Like many others, I like to do something symbolic around New Year's Day to suggest a change for the better. Today I did not do much of anything, and certainly nothing symbolic. I tried to talk myself into going to the gym but did not get there. In my defense, I am still recovering from a cold and I have three cold sores on my lips, which does not make me persona grata anywhere I can think of.

But here it is, January 2012 and I need to take a look at myself. Look back at 2011, see where I've been and where I am headed.

Not a great pic but it's current, taken today. You can see that my legs are straight, meaning no longer knock-kneed. In April of 2011 my left knee was replaced. In October my right knee was replaced. So it was the Year of the Knees. My focus for the whole year was on my knees. Not much else got done, frankly. And I am still at it.

Some signs of progress: It doesn't hurt to drive any more. It still hurts to get in and out of a car. My left knee generally does not hurt. Every now and then there is a bit of pain at night but mostly it is just stiff. Very nice. I feel discomfort when I have to stand for any length of time. My legs both feel a kind of tension, and uncomfortable tension, and often my right knee or my right hip will hurt as well.

I do time in physical therapy three days a week. I bike fifteen minutes, isokinetic. Then step (on a sitting-step machine) fifteen minutes, at level four. Then leg press: four sets of twelve with both legs, then four sets of twelve with one leg, 3.5 lbs for both, 2 lbs for one leg. Then the isokinetic leg kicks, 8 sets of ten, followed by curls- four sets of twelve, then extensions, four sets of twelve, and finally a seven minute stretch of both knees, all at 12.5lbs. Finally I land on the table, where Chuck, the therapist, pushes and pushes both knees. We're gradually softening the muscle, working to get the legs to zero extension. What a dream! Will this spring be the time it happens??

When I am not sick, I also go to Aqua classes three days a week. I am considering doing more work in the gym either on the Aqua days or the therapy days, focusing on arms and aerobic activity for now.

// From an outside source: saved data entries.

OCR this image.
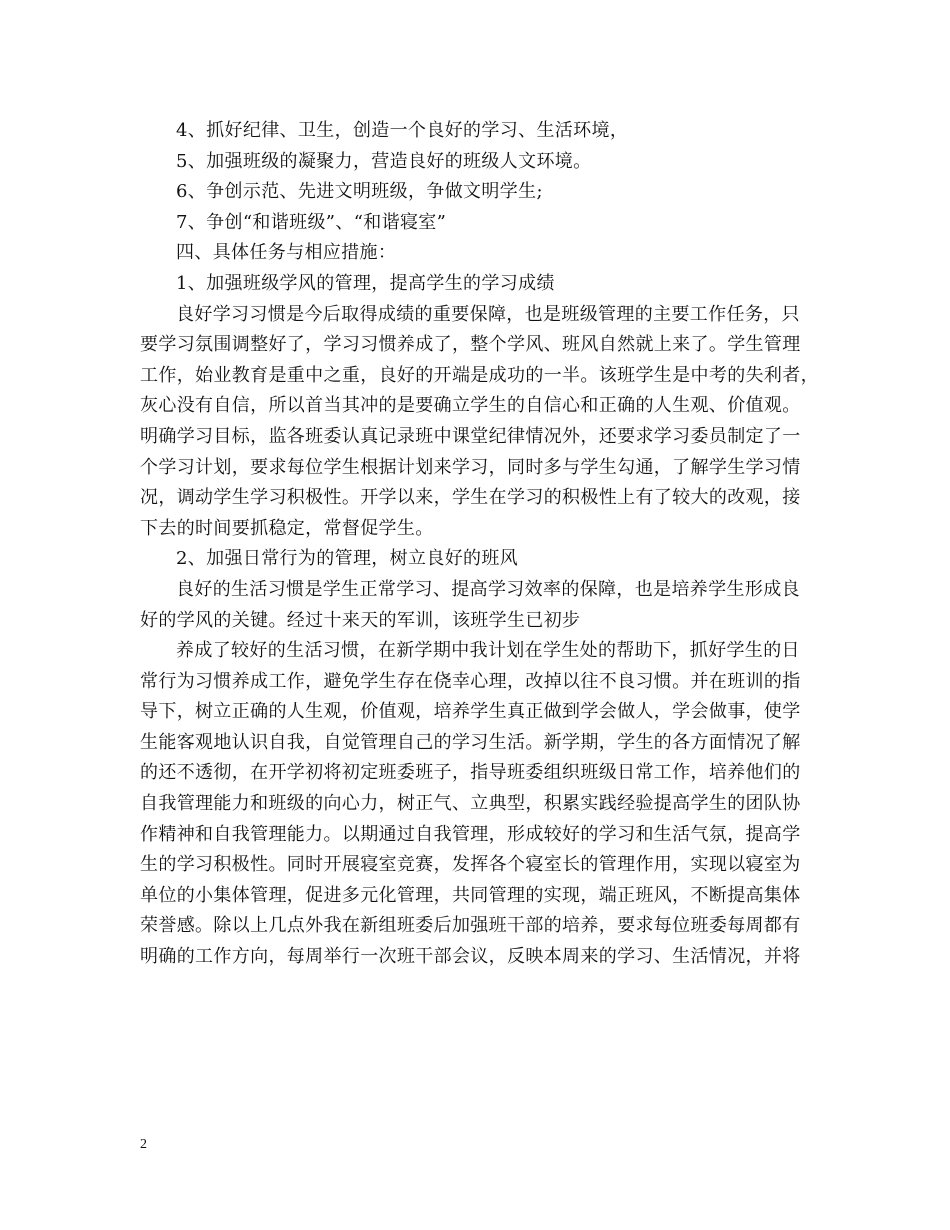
4、抓好纪律、卫生，创造一个良好的学习、生活环境，

5、加强班级的凝聚力，营造良好的班级人文环境。

6、争创示范、先进文明班级，争做文明学生;

7、争创“和谐班级”、“和谐寝室”

四、具体任务与相应措施：

1、加强班级学风的管理，提高学生的学习成绩

良好学习习惯是今后取得成绩的重要保障，也是班级管理的主要工作任务，只

要学习氛围调整好了，学习习惯养成了，整个学风、班风自然就上来了。学生管理

工作，始业教育是重中之重，良好的开端是成功的一半。该班学生是中考的失利者，

灰心没有自信，所以首当其冲的是要确立学生的自信心和正确的人生观、价值观。

明确学习目标，监各班委认真记录班中课堂纪律情况外，还要求学习委员制定了一

个学习计划，要求每位学生根据计划来学习，同时多与学生勾通，了解学生学习情

况，调动学生学习积极性。开学以来，学生在学习的积极性上有了较大的改观，接

下去的时间要抓稳定，常督促学生。

2、加强日常行为的管理，树立良好的班风

良好的生活习惯是学生正常学习、提高学习效率的保障，也是培养学生形成良

好的学风的关键。经过十来天的军训，该班学生已初步

养成了较好的生活习惯，在新学期中我计划在学生处的帮助下，抓好学生的日

常行为习惯养成工作，避免学生存在侥幸心理，改掉以往不良习惯。并在班训的指

导下，树立正确的人生观，价值观，培养学生真正做到学会做人，学会做事，使学

生能客观地认识自我，自觉管理自己的学习生活。新学期，学生的各方面情况了解

的还不透彻，在开学初将初定班委班子，指导班委组织班级日常工作，培养他们的

自我管理能力和班级的向心力，树正气、立典型，积累实践经验提高学生的团队协

作精神和自我管理能力。以期通过自我管理，形成较好的学习和生活气氛，提高学

生的学习积极性。同时开展寝室竞赛，发挥各个寝室长的管理作用，实现以寝室为

单位的小集体管理，促进多元化管理，共同管理的实现，端正班风，不断提高集体

荣誉感。除以上几点外我在新组班委后加强班干部的培养，要求每位班委每周都有

明确的工作方向，每周举行一次班干部会议，反映本周来的学习、生活情况，并将

2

I am no longer taking pain meds. I was taking one vicodin per night but when I ran out the PA at the surgeon's office left a message that they don't normally continue addictive substances longer than I've been on it, that I should go to OTC NSAIDs. Never mind that I can't take NSAIDs. I get tired of having to remind them of that little detail. So I'm off all pain meds unless I take a bit of tylenol now and then. I am still waking up with my right leg in pain for hours, but not every night. Fortunately. I seem to be sleeping more hours between wakeups.

Not much of a report but I think it will be helpful to review later, when some of the remaining issues have been resolved.